Provincial/Territorial Kinship and Close Relationship Programs

In certain jurisdictions, kinship and close relationship programs, such as the Prince Edward Island (PEI) Grandparents and Care Providers program, are available to families with children in need of protection and requiring out-of-home care for safety reasons on a temporary basis.

Such programs are intended to provide an alternative to children being brought into the legal custody and guardianship of a province or territory when there is a care provider such as a grandparent, extended family member or close friend who can step in to provide an appropriate and safe care alternative. To encourage such arrangements, certain jurisdictions provide financial assistance to care providers to help defray the costs they incur in caring for the child (e.g., costs associated with room, board, clothing, transportation, recreation, personal items, household supplies and supervision). In general, financial assistance provided by a province or territory to a care provider under such circumstances would not be taxable, nor would it be taken into account for the determination of income-tested benefits and credits.

Eligibility for the CCB

The Government will propose amendments to the Income Tax Act to clarify eligibility for the CCB in respect of children being cared for under provincial/territorial kinship and close relationship arrangements.

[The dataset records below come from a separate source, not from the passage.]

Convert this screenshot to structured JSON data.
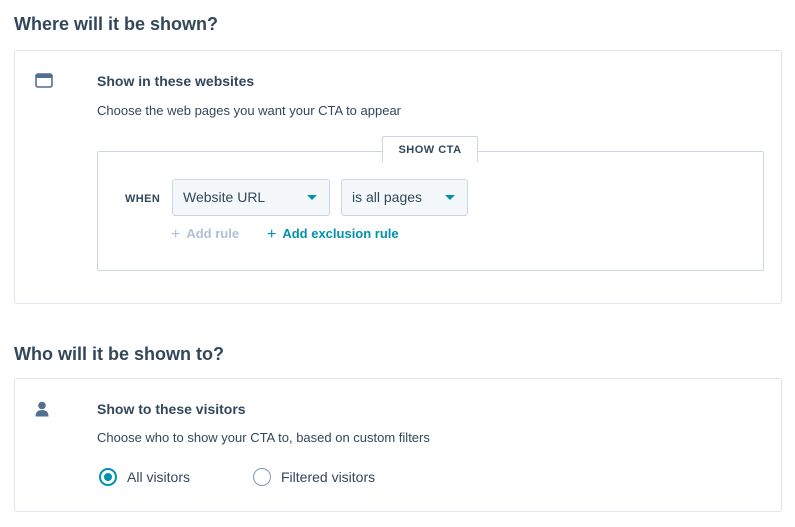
{
  "where_section": {
    "title": "Where will it be shown?",
    "card": {
      "icon": "browser-window-icon",
      "title": "Show in these websites",
      "description": "Choose the web pages you want your CTA to appear",
      "rule_tab_label": "SHOW CTA",
      "when_label": "WHEN",
      "condition_field": "Website URL",
      "condition_operator": "is all pages",
      "add_rule_label": "Add rule",
      "add_exclusion_label": "Add exclusion rule"
    }
  },
  "who_section": {
    "title": "Who will it be shown to?",
    "card": {
      "icon": "person-icon",
      "title": "Show to these visitors",
      "description": "Choose who to show your CTA to, based on custom filters",
      "options": [
        {
          "label": "All visitors",
          "selected": true
        },
        {
          "label": "Filtered visitors",
          "selected": false
        }
      ]
    }
  },
  "colors": {
    "text": "#33475b",
    "accent": "#0091ae",
    "border": "#cbd6e2",
    "disabled": "#b0c1d4"
  }
}
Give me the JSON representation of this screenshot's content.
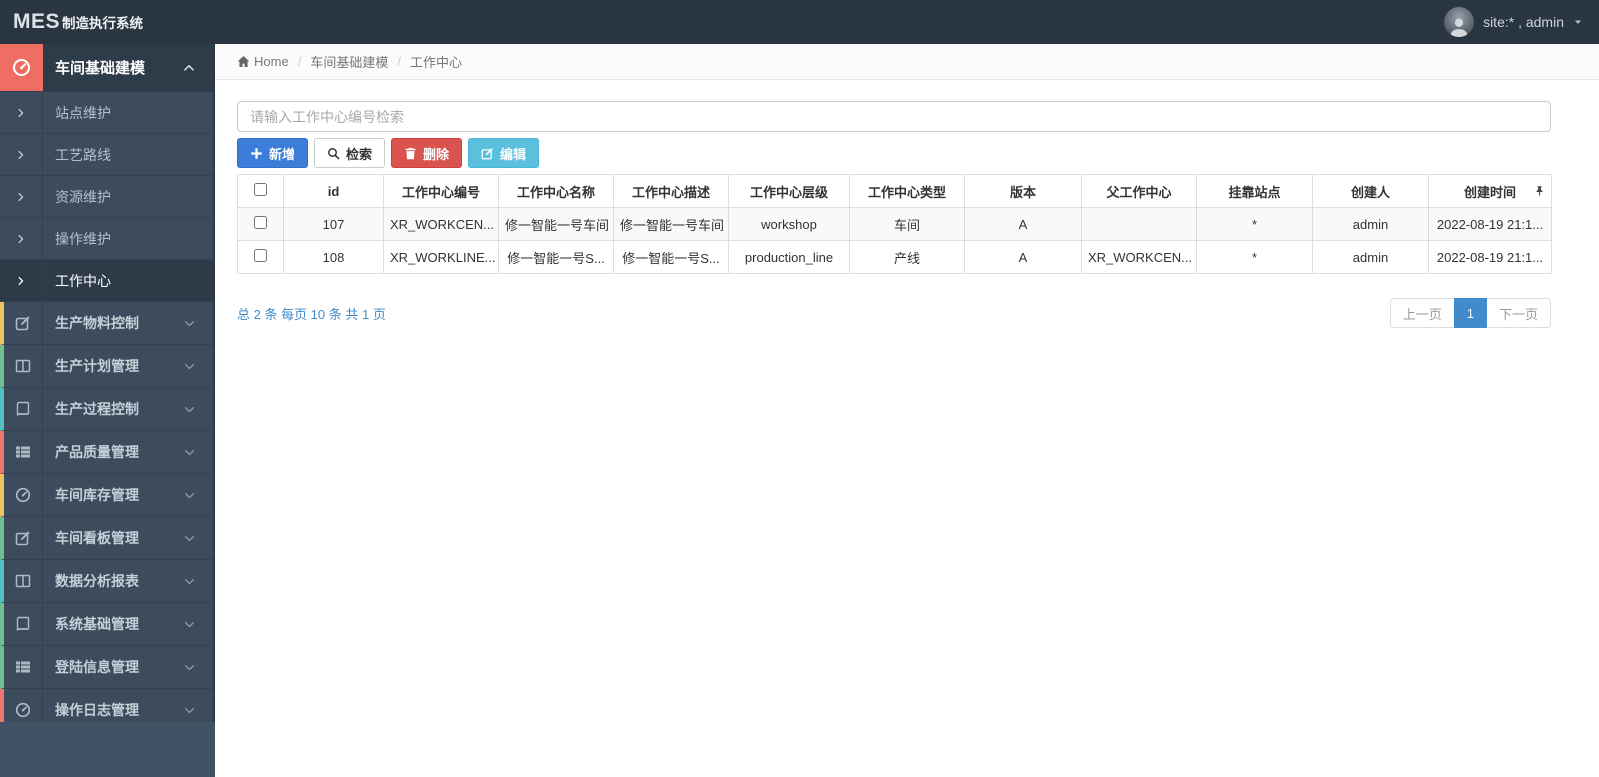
{
  "topbar": {
    "brand_primary": "MES",
    "brand_secondary": "制造执行系统",
    "user_label": "site:* , admin"
  },
  "sidebar": {
    "parent": {
      "label": "车间基础建模",
      "icon": "tachometer-icon",
      "icon_bg": "#ee6e64"
    },
    "children": [
      {
        "label": "站点维护",
        "active": false
      },
      {
        "label": "工艺路线",
        "active": false
      },
      {
        "label": "资源维护",
        "active": false
      },
      {
        "label": "操作维护",
        "active": false
      },
      {
        "label": "工作中心",
        "active": true
      }
    ],
    "items": [
      {
        "label": "生产物料控制",
        "icon": "pencil-square-icon",
        "accent": "#eec35e"
      },
      {
        "label": "生产计划管理",
        "icon": "columns-icon",
        "accent": "#6fbf8e"
      },
      {
        "label": "生产过程控制",
        "icon": "book-icon",
        "accent": "#52c1c4"
      },
      {
        "label": "产品质量管理",
        "icon": "th-list-icon",
        "accent": "#ee7572"
      },
      {
        "label": "车间库存管理",
        "icon": "tachometer-icon",
        "accent": "#eec35e"
      },
      {
        "label": "车间看板管理",
        "icon": "pencil-square-icon",
        "accent": "#6fbf8e"
      },
      {
        "label": "数据分析报表",
        "icon": "columns-icon",
        "accent": "#52c1c4"
      },
      {
        "label": "系统基础管理",
        "icon": "book-icon",
        "accent": "#6fbf8e"
      },
      {
        "label": "登陆信息管理",
        "icon": "th-list-icon",
        "accent": "#6fbf8e"
      },
      {
        "label": "操作日志管理",
        "icon": "tachometer-icon",
        "accent": "#ee7572"
      }
    ]
  },
  "breadcrumb": {
    "home": "Home",
    "section": "车间基础建模",
    "page": "工作中心"
  },
  "toolbar": {
    "search_placeholder": "请输入工作中心编号检索",
    "add_label": "新增",
    "search_label": "检索",
    "delete_label": "删除",
    "edit_label": "编辑"
  },
  "table": {
    "columns": [
      "id",
      "工作中心编号",
      "工作中心名称",
      "工作中心描述",
      "工作中心层级",
      "工作中心类型",
      "版本",
      "父工作中心",
      "挂靠站点",
      "创建人",
      "创建时间"
    ],
    "rows": [
      {
        "cells": [
          "107",
          "XR_WORKCEN...",
          "修一智能一号车间",
          "修一智能一号车间",
          "workshop",
          "车间",
          "A",
          "",
          "*",
          "admin",
          "2022-08-19 21:1..."
        ]
      },
      {
        "cells": [
          "108",
          "XR_WORKLINE...",
          "修一智能一号S...",
          "修一智能一号S...",
          "production_line",
          "产线",
          "A",
          "XR_WORKCEN...",
          "*",
          "admin",
          "2022-08-19 21:1..."
        ]
      }
    ]
  },
  "pagination": {
    "summary": "总 2 条 每页 10 条 共 1 页",
    "prev_label": "上一页",
    "current_page": "1",
    "next_label": "下一页"
  },
  "colors": {
    "topbar_bg": "#2a3542",
    "sidebar_bg": "#3c4c5d",
    "parent_icon_bg": "#ee6e64",
    "primary_button": "#3b7dd8",
    "danger_button": "#d9534f",
    "info_button": "#5bc0de",
    "link_blue": "#428bca"
  }
}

The proposed amendments will ensure that individuals caring for a child under the new PEI Grandparents and Care Providers program, or under similar kinship programs in other provinces/territories, are eligible for the CCB regardless of whether they receive financial assistance under such a program (provided they meet all other CCB eligibility criteria).

The Government intends to table legislation in Parliament to implement this proposed clarification at the earliest opportunity.